LRRK2 and Parkinson’s Disease
Mutation of the LRRK2 gene is one of the causes of Parkinson’s disease – a debilitating and progressive disorder that affects 6 million people worldwide.
Work led by Professor Dario Alessi gave strong early indications about how the most common pathogenic mutation in LRRK2 might cause disease, by promoting LRRK2 hyper-activity. In turn, this indicated a potential treatment route through drugs that would inhibit the activities of LRRK2.
Alessi led the development of a synthetic substrate that allowed LRRK2 activity to be assessed, both by industry and academics, and this enabled the first screens for LRRK2 inhibitors by pharmaceutical companies.
After many years of work and in collaboration with others, he also uncovered the target substrates that LRRK2 acts on in cells and the relationship between mutations in LRRK2 and abnormal cell behaviours. In achieving these breakthroughs, Alessi identified biomarkers, and generated reagents to detect them, that have enabled clinical trials of LRRK2 inhibitors by allowing LRRK2 activity to be monitored in human blood cells.
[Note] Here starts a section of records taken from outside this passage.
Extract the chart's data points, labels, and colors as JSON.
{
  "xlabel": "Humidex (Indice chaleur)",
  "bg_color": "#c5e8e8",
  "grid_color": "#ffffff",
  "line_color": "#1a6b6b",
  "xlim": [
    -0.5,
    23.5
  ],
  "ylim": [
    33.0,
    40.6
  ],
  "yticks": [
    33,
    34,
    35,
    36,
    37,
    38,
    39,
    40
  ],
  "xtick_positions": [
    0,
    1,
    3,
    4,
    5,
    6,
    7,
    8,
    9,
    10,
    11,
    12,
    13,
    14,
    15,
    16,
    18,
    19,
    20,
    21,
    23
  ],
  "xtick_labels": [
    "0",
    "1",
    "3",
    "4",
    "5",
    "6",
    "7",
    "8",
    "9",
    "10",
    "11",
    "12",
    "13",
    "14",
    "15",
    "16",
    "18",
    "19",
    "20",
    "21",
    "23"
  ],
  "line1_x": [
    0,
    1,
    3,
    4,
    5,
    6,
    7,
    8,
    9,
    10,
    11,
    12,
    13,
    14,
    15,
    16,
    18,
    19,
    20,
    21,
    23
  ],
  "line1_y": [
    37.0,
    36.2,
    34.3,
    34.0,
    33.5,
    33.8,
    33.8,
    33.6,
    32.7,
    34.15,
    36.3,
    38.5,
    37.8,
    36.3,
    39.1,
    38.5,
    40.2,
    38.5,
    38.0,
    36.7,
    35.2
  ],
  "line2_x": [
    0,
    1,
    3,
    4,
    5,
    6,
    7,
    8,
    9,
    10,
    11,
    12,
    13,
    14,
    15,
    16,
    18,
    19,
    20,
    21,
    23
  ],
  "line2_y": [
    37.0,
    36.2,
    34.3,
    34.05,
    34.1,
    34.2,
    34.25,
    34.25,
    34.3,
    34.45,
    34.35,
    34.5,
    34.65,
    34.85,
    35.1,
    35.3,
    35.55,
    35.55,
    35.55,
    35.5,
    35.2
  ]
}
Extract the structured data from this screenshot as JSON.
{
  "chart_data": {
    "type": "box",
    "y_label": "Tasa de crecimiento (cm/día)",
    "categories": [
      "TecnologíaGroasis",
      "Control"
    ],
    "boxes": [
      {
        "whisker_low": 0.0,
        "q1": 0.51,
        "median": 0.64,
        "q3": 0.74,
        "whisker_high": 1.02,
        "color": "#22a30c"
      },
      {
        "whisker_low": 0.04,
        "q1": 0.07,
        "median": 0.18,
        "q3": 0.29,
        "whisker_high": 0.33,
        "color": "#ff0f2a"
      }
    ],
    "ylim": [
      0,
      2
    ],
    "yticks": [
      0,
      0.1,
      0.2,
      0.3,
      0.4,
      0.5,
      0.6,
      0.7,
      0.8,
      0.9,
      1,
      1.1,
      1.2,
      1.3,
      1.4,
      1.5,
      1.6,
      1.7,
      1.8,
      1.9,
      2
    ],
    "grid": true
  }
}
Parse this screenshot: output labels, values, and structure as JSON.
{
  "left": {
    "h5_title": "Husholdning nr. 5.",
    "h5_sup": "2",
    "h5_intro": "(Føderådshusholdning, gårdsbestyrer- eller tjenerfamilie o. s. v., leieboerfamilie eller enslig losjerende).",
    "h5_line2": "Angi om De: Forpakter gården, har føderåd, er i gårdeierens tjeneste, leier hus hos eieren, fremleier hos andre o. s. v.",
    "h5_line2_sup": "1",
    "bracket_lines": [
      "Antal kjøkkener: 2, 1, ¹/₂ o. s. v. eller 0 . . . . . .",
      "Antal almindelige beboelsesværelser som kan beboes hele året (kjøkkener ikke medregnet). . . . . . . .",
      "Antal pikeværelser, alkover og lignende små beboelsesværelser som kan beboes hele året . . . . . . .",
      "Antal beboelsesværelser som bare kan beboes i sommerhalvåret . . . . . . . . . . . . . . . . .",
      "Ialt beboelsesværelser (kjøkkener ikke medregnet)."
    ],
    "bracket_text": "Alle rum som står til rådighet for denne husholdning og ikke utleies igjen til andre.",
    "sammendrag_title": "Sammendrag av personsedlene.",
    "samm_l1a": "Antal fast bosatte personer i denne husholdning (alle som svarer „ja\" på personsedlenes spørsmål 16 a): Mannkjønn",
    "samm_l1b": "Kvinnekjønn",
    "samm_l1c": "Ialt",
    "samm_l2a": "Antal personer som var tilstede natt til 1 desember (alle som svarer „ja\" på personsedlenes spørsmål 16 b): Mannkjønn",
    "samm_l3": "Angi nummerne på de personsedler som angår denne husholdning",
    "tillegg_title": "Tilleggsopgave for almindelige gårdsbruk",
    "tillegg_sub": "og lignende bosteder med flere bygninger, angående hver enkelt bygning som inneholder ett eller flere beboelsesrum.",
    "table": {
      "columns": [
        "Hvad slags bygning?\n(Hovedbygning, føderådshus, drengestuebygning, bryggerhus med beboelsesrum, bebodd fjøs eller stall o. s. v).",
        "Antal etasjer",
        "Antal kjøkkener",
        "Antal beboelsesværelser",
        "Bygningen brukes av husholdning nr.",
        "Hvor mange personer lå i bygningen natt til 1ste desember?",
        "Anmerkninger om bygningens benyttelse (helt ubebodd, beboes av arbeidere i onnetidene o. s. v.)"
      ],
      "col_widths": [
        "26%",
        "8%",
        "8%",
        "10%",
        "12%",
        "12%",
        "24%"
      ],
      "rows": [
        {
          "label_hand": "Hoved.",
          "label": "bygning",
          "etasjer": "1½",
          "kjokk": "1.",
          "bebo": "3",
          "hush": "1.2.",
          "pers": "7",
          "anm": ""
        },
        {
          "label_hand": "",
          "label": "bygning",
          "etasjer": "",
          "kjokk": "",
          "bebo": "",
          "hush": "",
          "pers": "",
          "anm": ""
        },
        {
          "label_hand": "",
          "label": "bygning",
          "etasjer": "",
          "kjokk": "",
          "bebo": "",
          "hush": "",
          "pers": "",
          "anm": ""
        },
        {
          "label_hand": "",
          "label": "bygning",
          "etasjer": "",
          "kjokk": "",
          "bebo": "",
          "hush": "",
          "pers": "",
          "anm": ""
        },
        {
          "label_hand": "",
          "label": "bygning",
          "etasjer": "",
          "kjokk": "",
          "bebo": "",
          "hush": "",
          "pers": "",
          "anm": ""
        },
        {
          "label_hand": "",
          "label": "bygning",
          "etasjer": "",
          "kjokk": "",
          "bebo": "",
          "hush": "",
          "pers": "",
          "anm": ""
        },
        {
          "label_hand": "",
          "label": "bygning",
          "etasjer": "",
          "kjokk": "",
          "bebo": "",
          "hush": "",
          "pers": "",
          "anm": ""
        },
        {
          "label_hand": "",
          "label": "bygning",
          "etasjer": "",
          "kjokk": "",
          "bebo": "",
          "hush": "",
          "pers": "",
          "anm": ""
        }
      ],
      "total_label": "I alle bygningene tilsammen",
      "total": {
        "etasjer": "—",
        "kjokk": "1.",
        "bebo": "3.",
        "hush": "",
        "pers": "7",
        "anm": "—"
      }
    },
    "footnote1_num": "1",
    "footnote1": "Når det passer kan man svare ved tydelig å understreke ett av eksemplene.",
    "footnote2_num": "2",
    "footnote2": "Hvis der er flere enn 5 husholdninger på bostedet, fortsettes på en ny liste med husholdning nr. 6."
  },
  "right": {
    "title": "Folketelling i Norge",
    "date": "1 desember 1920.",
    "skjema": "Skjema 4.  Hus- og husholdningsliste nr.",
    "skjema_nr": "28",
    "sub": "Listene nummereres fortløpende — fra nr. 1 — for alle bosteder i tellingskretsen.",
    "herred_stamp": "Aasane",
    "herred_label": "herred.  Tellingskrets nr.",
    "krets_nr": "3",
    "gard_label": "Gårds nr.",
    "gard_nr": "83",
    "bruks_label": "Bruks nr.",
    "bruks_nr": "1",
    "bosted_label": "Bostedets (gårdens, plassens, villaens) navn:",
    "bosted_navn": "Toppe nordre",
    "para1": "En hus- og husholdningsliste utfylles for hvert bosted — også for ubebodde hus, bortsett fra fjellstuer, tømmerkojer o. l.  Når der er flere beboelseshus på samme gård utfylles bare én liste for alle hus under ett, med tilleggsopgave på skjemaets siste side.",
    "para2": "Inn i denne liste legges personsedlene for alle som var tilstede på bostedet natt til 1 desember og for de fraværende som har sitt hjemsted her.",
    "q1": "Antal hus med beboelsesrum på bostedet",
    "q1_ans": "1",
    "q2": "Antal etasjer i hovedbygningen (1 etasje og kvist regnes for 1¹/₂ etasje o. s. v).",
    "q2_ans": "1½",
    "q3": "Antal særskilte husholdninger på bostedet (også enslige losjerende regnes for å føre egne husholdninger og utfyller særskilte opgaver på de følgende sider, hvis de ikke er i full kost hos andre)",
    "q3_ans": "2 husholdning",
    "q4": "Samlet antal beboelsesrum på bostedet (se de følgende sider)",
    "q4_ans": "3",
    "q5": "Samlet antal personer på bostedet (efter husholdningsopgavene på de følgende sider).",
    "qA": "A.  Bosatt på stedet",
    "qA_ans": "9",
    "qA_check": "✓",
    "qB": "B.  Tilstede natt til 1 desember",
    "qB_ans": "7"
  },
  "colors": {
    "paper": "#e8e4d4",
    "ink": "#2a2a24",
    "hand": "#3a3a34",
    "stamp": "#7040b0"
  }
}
Alessi’s evidence has provided a clear focus for global pharmaceutical companies, stimulating investments of over USD 1 billion in LRRK2 inhibitor therapies. His LRRK2-related reagents are used extensively by pharmaceutical companies and academia for preclinical research into Parkinson’s disease therapies.
Exscientia is a spin-out company of the University of Dundee that is based on research of Professor Andrew Hopkins.
Declining drug discovery R&D productivity is a crucial challenge for the pharmaceutical industry, given that developing a new drug is estimated to cost USD 2.6 billion and take 10-15 years. Hopkins has been at the forefront of automating drug design by combining machine learning and big data analytics to harness chemical, pharmacological and biological data for better target identification and drug design.
His spin-out, Exscientia Ltd, aims to use this approach to revolutionise productivity in drug discovery. Between 2014 and 2020, ExScientia attracted GBP 84million in investment, earned significant revenue and created 88 highly-skilled jobs. The company has over 18 partnerships with major global pharmaceutical companies and others.
Exscientia has reduced the cost and time taken in preclinical drug discovery. By the end of 2020, the company had delivered two novel drugs into first-in-human clinical trials, and was the fastest AI-design drug company to reach that critical stage.
UN Sustainable Development Goals
The Research Excellence Framework (REF) is the system for assessing research in UK Higher Education Institutions (HEIs).